Another shift that is being catalyzed by the increasing role of digital scholarship is the importance of working together with others, for example with librarians, data scientists, IT specialists and so on. In this way the myth of individual genius traditionally cultivated in academia needs to be addressed through the lens of the reality of teams of specialists working together to create new results.

A slightly darker aspect of digitization that was also discussed is its role in increasing the pressure for everything to happen faster and the push towards producing even more results. And although working with digital materials, for example, does allow for a larger scope of sources to be processed at the same time, it doesn’t necessarily reduce the time required to truly engage with the subject matter irrespective of whether one works with non-digital or digital materials or even a mix of both.

The final thread of the discussion that we would like to highlight here – although there were many more as the conversation was quite lively – concerned the question of what are the characteristics and challenges specific to Japanese studies regarding digitization and digital humanities work. Indeed, there are a lot of general points that are more about platforms and processes than the particular needs of a given domain, which in turn raise the same kind of questions/problems irrespective of the field, such as the threat of monopolization that seems to coexist with the drive towards platformization. At the same time it is important to try and identify the types of blind spots that we are dealing with when engaging with digitization in Japanese studies, as well as to articulate the digitization needs of Japanese studies as a discipline better.

This last point was addressed at length with great examples in the panel/discussion session Diskussion zum Thema Forschungsdatenmanagement mit japanischen Forschungsdaten- bzw. Infrastrukturanbietern (Discussion on research data management with Japanese research data and infrastructure providers) moderated by Nobutake Kamiya, Cosima Wagner and Ursula Flache, where Naoko Tokuhara, Asanobu Kitamoto and Kiyonori Nagasaki introduced a range of tools and resources for digitizing and working with Japanese texts and materials as well as digital humanities in Japan.

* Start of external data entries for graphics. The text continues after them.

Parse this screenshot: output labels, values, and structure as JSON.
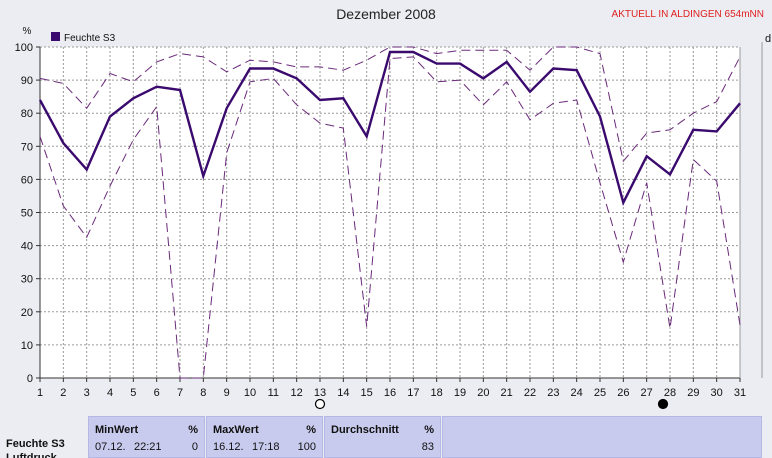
{
  "window": {
    "title": "Dezember 2008",
    "station": "AKTUELL IN ALDINGEN 654mNN"
  },
  "colors": {
    "background": "#ecedf3",
    "plot_bg": "#ffffff",
    "series": "#3a0a6e",
    "minmax": "#6a2a7a",
    "grid": "#9a9a9a",
    "station_text": "#e02020",
    "panel": "#c9cbee"
  },
  "chart_data": {
    "type": "line",
    "title": "Dezember 2008",
    "ylabel": "%",
    "right_label_fragment": "d",
    "ylim": [
      0,
      100
    ],
    "y_ticks": [
      0,
      10,
      20,
      30,
      40,
      50,
      60,
      70,
      80,
      90,
      100
    ],
    "x_ticks": [
      1,
      2,
      3,
      4,
      5,
      6,
      7,
      8,
      9,
      10,
      11,
      12,
      13,
      14,
      15,
      16,
      17,
      18,
      19,
      20,
      21,
      22,
      23,
      24,
      25,
      26,
      27,
      28,
      29,
      30,
      31
    ],
    "grid": true,
    "legend": {
      "position": "top-left",
      "entries": [
        "Feuchte S3"
      ]
    },
    "moon_markers": [
      {
        "day": 13,
        "phase": "full"
      },
      {
        "day": 27.7,
        "phase": "new"
      }
    ],
    "series": [
      {
        "name": "Feuchte S3",
        "style": "solid",
        "values": [
          84,
          71,
          63,
          79,
          84.5,
          88,
          87,
          61,
          81.5,
          93.5,
          93.5,
          90.5,
          84,
          84.5,
          73,
          98.5,
          98.5,
          95,
          95,
          90.5,
          95.5,
          86.5,
          93.5,
          93,
          79,
          53,
          67,
          61.5,
          75,
          74.5,
          83
        ]
      },
      {
        "style": "dashed",
        "values": [
          90.5,
          89,
          81.5,
          92,
          89.5,
          95.5,
          98,
          97,
          92.5,
          96,
          95.5,
          94,
          94,
          93,
          96,
          100,
          100,
          98,
          99,
          99,
          99,
          93,
          100,
          100,
          98,
          65.5,
          74,
          75,
          80,
          83.5,
          97
        ]
      },
      {
        "style": "dashed",
        "values": [
          73,
          52,
          42.5,
          58,
          72,
          82,
          0,
          0,
          68,
          89.5,
          90.5,
          82.5,
          77,
          75.5,
          15.5,
          96.5,
          97,
          89.5,
          90,
          82.5,
          89.5,
          78,
          83,
          84,
          59,
          35,
          59,
          15,
          66,
          59.5,
          16
        ]
      }
    ]
  },
  "stats_panel": {
    "row_label": "Feuchte S3",
    "row_label_2": "Luftdruck",
    "min": {
      "header": "MinWert",
      "unit": "%",
      "date": "07.12.",
      "time": "22:21",
      "value": "0"
    },
    "max": {
      "header": "MaxWert",
      "unit": "%",
      "date": "16.12.",
      "time": "17:18",
      "value": "100"
    },
    "avg": {
      "header": "Durchschnitt",
      "unit": "%",
      "value": "83"
    }
  }
}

Naoko Tokuhara presented two OCR projects underway at the National Diet Library, Japan, one of which is the development of an open AI-OCR for Japanese materials (current version available on GitHub). Asanobu Kitamoto introduced the amazing range of datasets, software tools and open services/archives developed and made available by the ROIS-DS Center for Open Data in the Humanities (CODH), among them datasets of Edo Period map information, old handwritten Japanese characters, faces from Ukiyo-e images and many more. Kiyonori Nagasaki emphasized the importance of connecting researchers working in digital humanities and offered a glimpse into the many important hubs and networks in Japan, as well as highlighting the state of the art in Japanese literature on the field of DH. Cosima Wagner also introduced the Ada Lovelace Center for Digital Humanities (ADA) that started its operation this June at Freie Universität Berlin, as well as the the Multilingual DH Lab at ADA that, among other things, aims to participate in furthering the research on and development of the use of non-Latin scripts in digital work. Ursula Flache provided an overview of all the major services offered by CrossAsia, among them the Blue Loan Service interlibrary loans, the Patron Driven Acquisition (PDA) program, and its function as an access point to licensed databases (besides all the other CrossAsia services covered in the blogpost so far).

All in all the 18. Deutschsprachigen Japanologentag was an outstanding event bringing together researchers working in the field of German speaking Japanese Studies and showcasing the cutting edge in the development of Japanese digital humanities. We would like to express our heartfelt gratitude to all the organizers who made this conference possible, and we are very much looking forward to the opportunity to take part again in three years time.